BenQ GL2706PQ wzorem innych relatywnie niedrogich monitorów zapakowany został w szary karton z monochromatycznymi nadrukami. Jak na 27-calowca, jego wymiary są dość skromne i wynoszą dokładnie 728 x 188 x 448 mm. Na opakowanie naniesiono cały szereg zdjęć urządzenia, jak również najistotniejsze dane techniczne w formie graficznej. Słaba jakość czyni jednak wszystko to niezwykle mało czytelnym. Sytuację w większym stopniu ratuje dopiero dodatkowa naklejka ze specyfikacją ulokowana na jednym z boków. Bardzo skromne jest nie tylko pudełko, ale także zestaw akcesoriów, który ogranicza się do stopy, kabla zasilającego, kabla HDMI oraz dokumentacji. A jeśli już mowa o stopie, to montaż jest niezwykle prosty - wystarczy dokręcić ją do ramienia poprzez pojedynczą szybkośrubkę. Spasowanie szczęśliwie nie budzi żadnych zastrzeżeń. Oczywiście cały zestaw zabezpieczono w dość standardowy sposób, a więc okładzinami ze styropianu oraz folią.

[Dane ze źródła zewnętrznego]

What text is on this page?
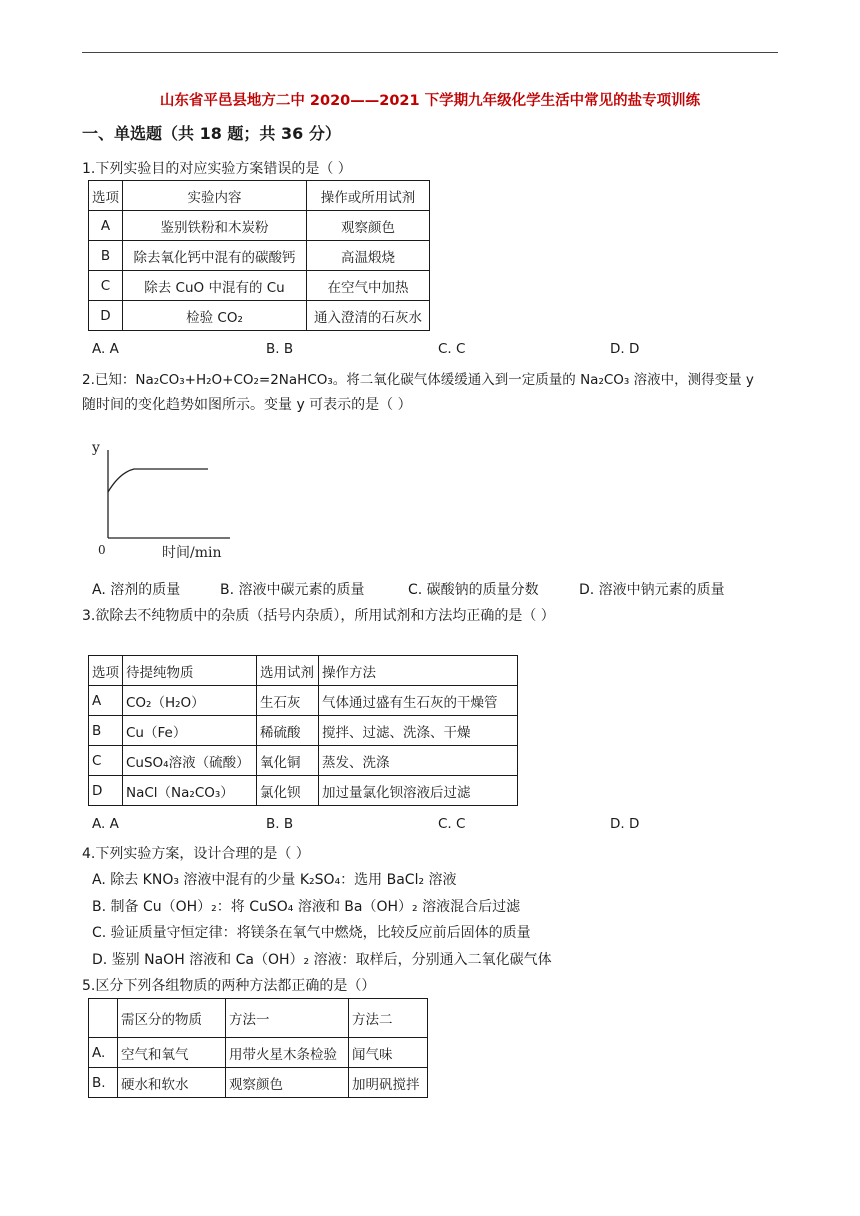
山东省平邑县地方二中 2020——2021 下学期九年级化学生活中常见的盐专项训练
一、单选题（共 18 题；共 36 分）
1.下列实验目的对应实验方案错误的是（ ）
选项	实验内容	操作或所用试剂
A	鉴别铁粉和木炭粉	观察颜色
B	除去氧化钙中混有的碳酸钙	高温煅烧
C	除去 CuO 中混有的 Cu	在空气中加热
D	检验 CO₂	通入澄清的石灰水
A. A	B. B	C. C	D. D
2.已知：Na₂CO₃+H₂O+CO₂=2NaHCO₃。将二氧化碳气体缓缓通入到一定质量的 Na₂CO₃ 溶液中，测得变量 y
随时间的变化趋势如图所示。变量 y 可表示的是（ ）
y
0	时间/min
A. 溶剂的质量	B. 溶液中碳元素的质量	C. 碳酸钠的质量分数	D. 溶液中钠元素的质量
3.欲除去不纯物质中的杂质（括号内杂质），所用试剂和方法均正确的是（ ）
选项	待提纯物质	选用试剂	操作方法
A	CO₂（H₂O）	生石灰	气体通过盛有生石灰的干燥管
B	Cu（Fe）	稀硫酸	搅拌、过滤、洗涤、干燥
C	CuSO₄溶液（硫酸）	氧化铜	蒸发、洗涤
D	NaCl（Na₂CO₃）	氯化钡	加过量氯化钡溶液后过滤
A. A	B. B	C. C	D. D
4.下列实验方案，设计合理的是（ ）
A. 除去 KNO₃ 溶液中混有的少量 K₂SO₄：选用 BaCl₂ 溶液
B. 制备 Cu（OH）₂：将 CuSO₄ 溶液和 Ba（OH）₂ 溶液混合后过滤
C. 验证质量守恒定律：将镁条在氧气中燃烧，比较反应前后固体的质量
D. 鉴别 NaOH 溶液和 Ca（OH）₂ 溶液：取样后，分别通入二氧化碳气体
5.区分下列各组物质的两种方法都正确的是（）
	需区分的物质	方法一	方法二
A.	空气和氧气	用带火星木条检验	闻气味
B.	硬水和软水	观察颜色	加明矾搅拌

Przygotowane i rozstawione urządzenie wyglądem nikogo raczej nie powali. To wybitnie klasyczna, obecnie mogąca uchodzić nawet za nieco nudną konstrukcja z wyraźnie zarysowanym, około centymetrowym obramowaniem bocznym i górnym. Obudowę wykonano w całości z bliskiego czerni tworzywa sztucznego o porowatej powierzchni, które wprawdzie nie ulega zbytnio zabrudzeniom czy zarysowaniom, ale prezentuje się najwyżej dostatecznie. Widać wyraźnie, iż monitor BenQ GL2706PQ to sprzęt klasy ekonomicznej, sprawiający wrażenie stosunkowo solidnego, jednak zarazem toporny. Cóż, tutaj wiele zależy od gustu. Jeśli chodzi o matrycę, to została ona pokryta warstwą antyodblaskową. Typowo dla paneli produkcji AU Optronics wspomniana powłoka jest raczej umiarkowanie ziarnista i mimo wszystko w lekkim stopniu odbija światło. Tym samym jednak ekran zachowuje możliwie wysoki kontrast wizualny, co w ogólnym rozrachunku jest pozytywną cechą, a niewielkie refleksy nie powinny stanowić większego problemu.

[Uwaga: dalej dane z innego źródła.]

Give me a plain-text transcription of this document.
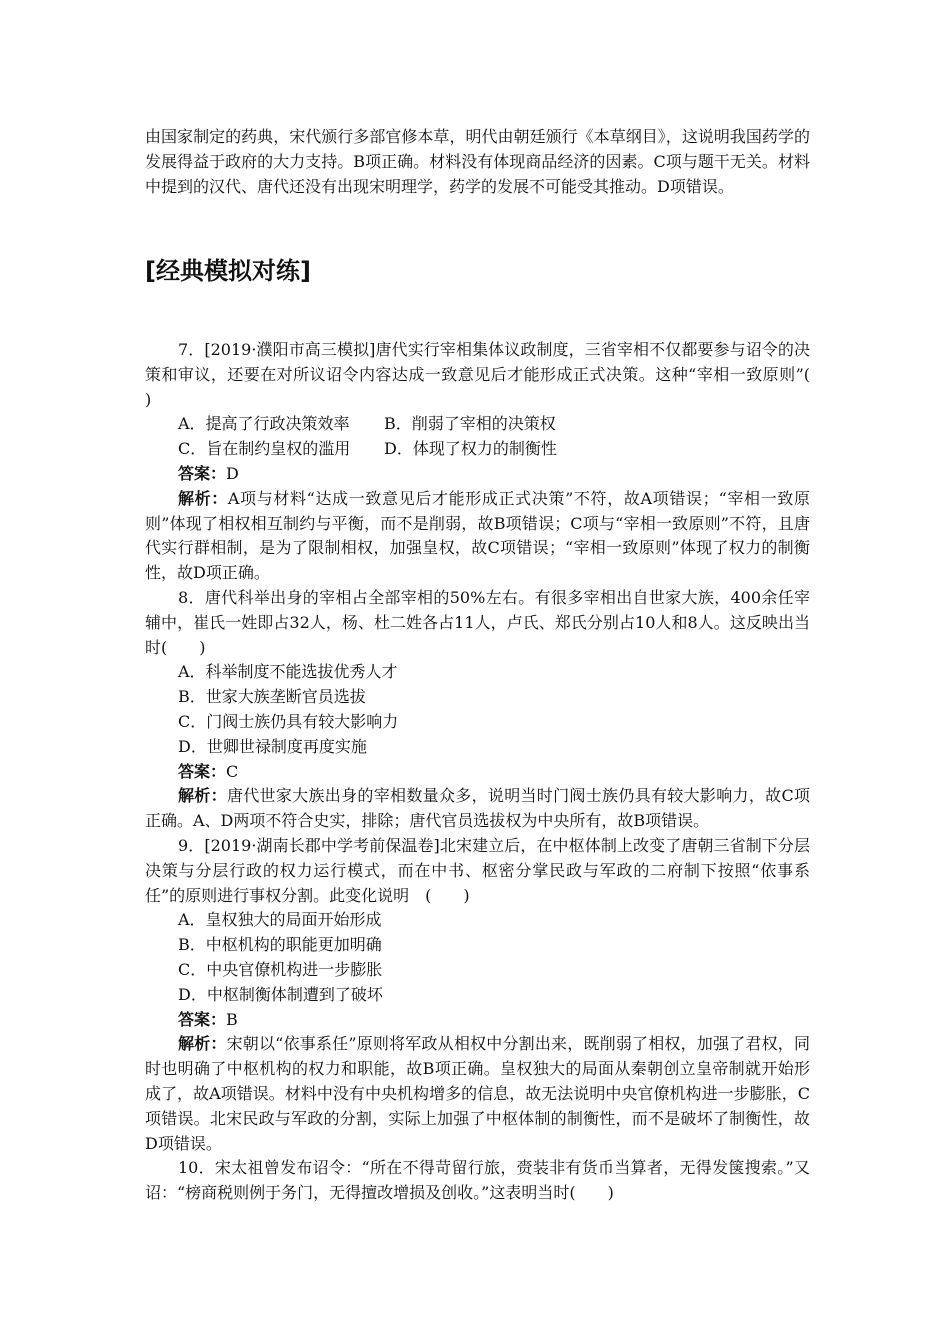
由国家制定的药典，宋代颁行多部官修本草，明代由朝廷颁行《本草纲目》，这说明我国药学的发展得益于政府的大力支持。B项正确。材料没有体现商品经济的因素。C项与题干无关。材料中提到的汉代、唐代还没有出现宋明理学，药学的发展不可能受其推动。D项错误。

[经典模拟对练]

7．[2019·濮阳市高三模拟]唐代实行宰相集体议政制度，三省宰相不仅都要参与诏令的决策和审议，还要在对所议诏令内容达成一致意见后才能形成正式决策。这种“宰相一致原则”(　　)

A．提高了行政决策效率 B．削弱了宰相的决策权

C．旨在制约皇权的滥用 D．体现了权力的制衡性

答案：D

解析：A项与材料“达成一致意见后才能形成正式决策”不符，故A项错误；“宰相一致原则”体现了相权相互制约与平衡，而不是削弱，故B项错误；C项与“宰相一致原则”不符，且唐代实行群相制，是为了限制相权，加强皇权，故C项错误；“宰相一致原则”体现了权力的制衡性，故D项正确。

8．唐代科举出身的宰相占全部宰相的50%左右。有很多宰相出自世家大族，400余任宰辅中，崔氏一姓即占32人，杨、杜二姓各占11人，卢氏、郑氏分别占10人和8人。这反映出当时(　　)

A．科举制度不能选拔优秀人才

B．世家大族垄断官员选拔

C．门阀士族仍具有较大影响力

D．世卿世禄制度再度实施

答案：C

解析：唐代世家大族出身的宰相数量众多，说明当时门阀士族仍具有较大影响力，故C项正确。A、D两项不符合史实，排除；唐代官员选拔权为中央所有，故B项错误。

9．[2019·湖南长郡中学考前保温卷]北宋建立后，在中枢体制上改变了唐朝三省制下分层决策与分层行政的权力运行模式，而在中书、枢密分掌民政与军政的二府制下按照“依事系任”的原则进行事权分割。此变化说明　(　　)

A．皇权独大的局面开始形成

B．中枢机构的职能更加明确

C．中央官僚机构进一步膨胀

D．中枢制衡体制遭到了破坏

答案：B

解析：宋朝以“依事系任”原则将军政从相权中分割出来，既削弱了相权，加强了君权，同时也明确了中枢机构的权力和职能，故B项正确。皇权独大的局面从秦朝创立皇帝制就开始形成了，故A项错误。材料中没有中央机构增多的信息，故无法说明中央官僚机构进一步膨胀，C项错误。北宋民政与军政的分割，实际上加强了中枢体制的制衡性，而不是破坏了制衡性，故D项错误。

10．宋太祖曾发布诏令：“所在不得苛留行旅，赍装非有货币当算者，无得发箧搜索。”又诏：“榜商税则例于务门，无得擅改增损及创收。”这表明当时(　　)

Podobnie jak w przypadku opisywanego przeze mnie na początku miesiąca modelu BenQ GW2480, tak i tutaj sterowanie menu ekranowym oparto na sześciu fizycznych przyciskach, z czego jeden pełni wyłącznie funkcję włącznika / wyłącznika i zaszyto w nim zarazem diodę sygnalizacyjną. Niemniej w przypadku tytułowego BenQ GL2706PQ, a przynajmniej egzemplarza nadesłanego do redakcji przyciski zdają się chodzić nieco lepiej niż u tańszego pobratymca. Skok oraz informacja zwrotna wciąż pozostają nieprzewidywalne, ale różnice pomiędzy poszczególnymi przyciskami wyraźnie stopniały. Zgodnie z tym, co zdążyłem zasugerować we wstępie, dużym atutem testowanego wyświetlacza jest podstawa. Ekran możemy bowiem ustawić w pozycji pivot, obrócić o 45 stopni, nachylić lub odchylić w przedziale 25 stopni i podnieść do 12 centymetrów. Mechanizmy działają bardzo płynnie i lekko, pozostając zarazem bardzo przewidywalnymi, a w razie czego pozostają jeszcze otwory montażowe dla opcjonalnego uchwytu ściennego VESA 100x100.

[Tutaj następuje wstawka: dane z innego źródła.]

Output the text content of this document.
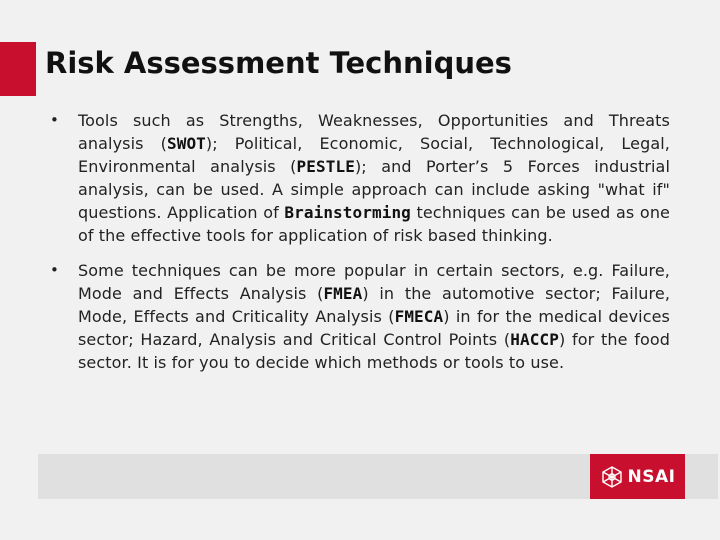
Risk Assessment Techniques
• Tools such as Strengths, Weaknesses, Opportunities and Threats analysis (SWOT); Political, Economic, Social, Technological, Legal, Environmental analysis (PESTLE); and Porter’s 5 Forces industrial analysis, can be used. A simple approach can include asking "what if" questions. Application of Brainstorming techniques can be used as one of the effective tools for application of risk based thinking.

• Some techniques can be more popular in certain sectors, e.g. Failure, Mode and Effects Analysis (FMEA) in the automotive sector; Failure, Mode, Effects and Criticality Analysis (FMECA) in for the medical devices sector; Hazard, Analysis and Critical Control Points (HACCP) for the food sector. It is for you to decide which methods or tools to use.

NSAI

Ostatni istotny element konstrukcji stanowi panel wejść i wyjść. Ten jest całkiem przyzwoicie wyposażony - gniazdo zasilające, 2x audio Jack 3,5 mm, DVI-D, HDMI 1.3 oraz DisplayPort 1.2. Dodatkowo, został ulokowany równolegle do matrycy, co stanowi istotny plus przy montażu na ścianie. Wreszcie warto nadmienić też, iż zasilacz znajduje się we wnętrzu obudowy, a to z kolei ułatwia utrzymanie porządku na stanowisku. W tym miejscu zabrakło mi tylko koncentratora USB, który może nie jest dodatkiem pierwszej potrzeby, ale coraz częściej trafia także do stosunkowo ekonomicznych monitorów. Niestety, BenQ GL2706PQ to nie dotyczy. Ale i tak zdecydowanie większym problemem są głośniki, przynajmniej dla osób liczących na ich wykorzystanie. Nawet biorąc poprawkę na specyfikę przetworników wbudowywanych w monitory ciężko doszukać się jakichkolwiek pozytywów. Dźwięk odgrywany przez 1-watowe jednostki stereo jest niezbyt czysty, ograniczony właściwie tylko do górnych i ewentualnie średnich rejestrów, wręcz nieprzyjemny.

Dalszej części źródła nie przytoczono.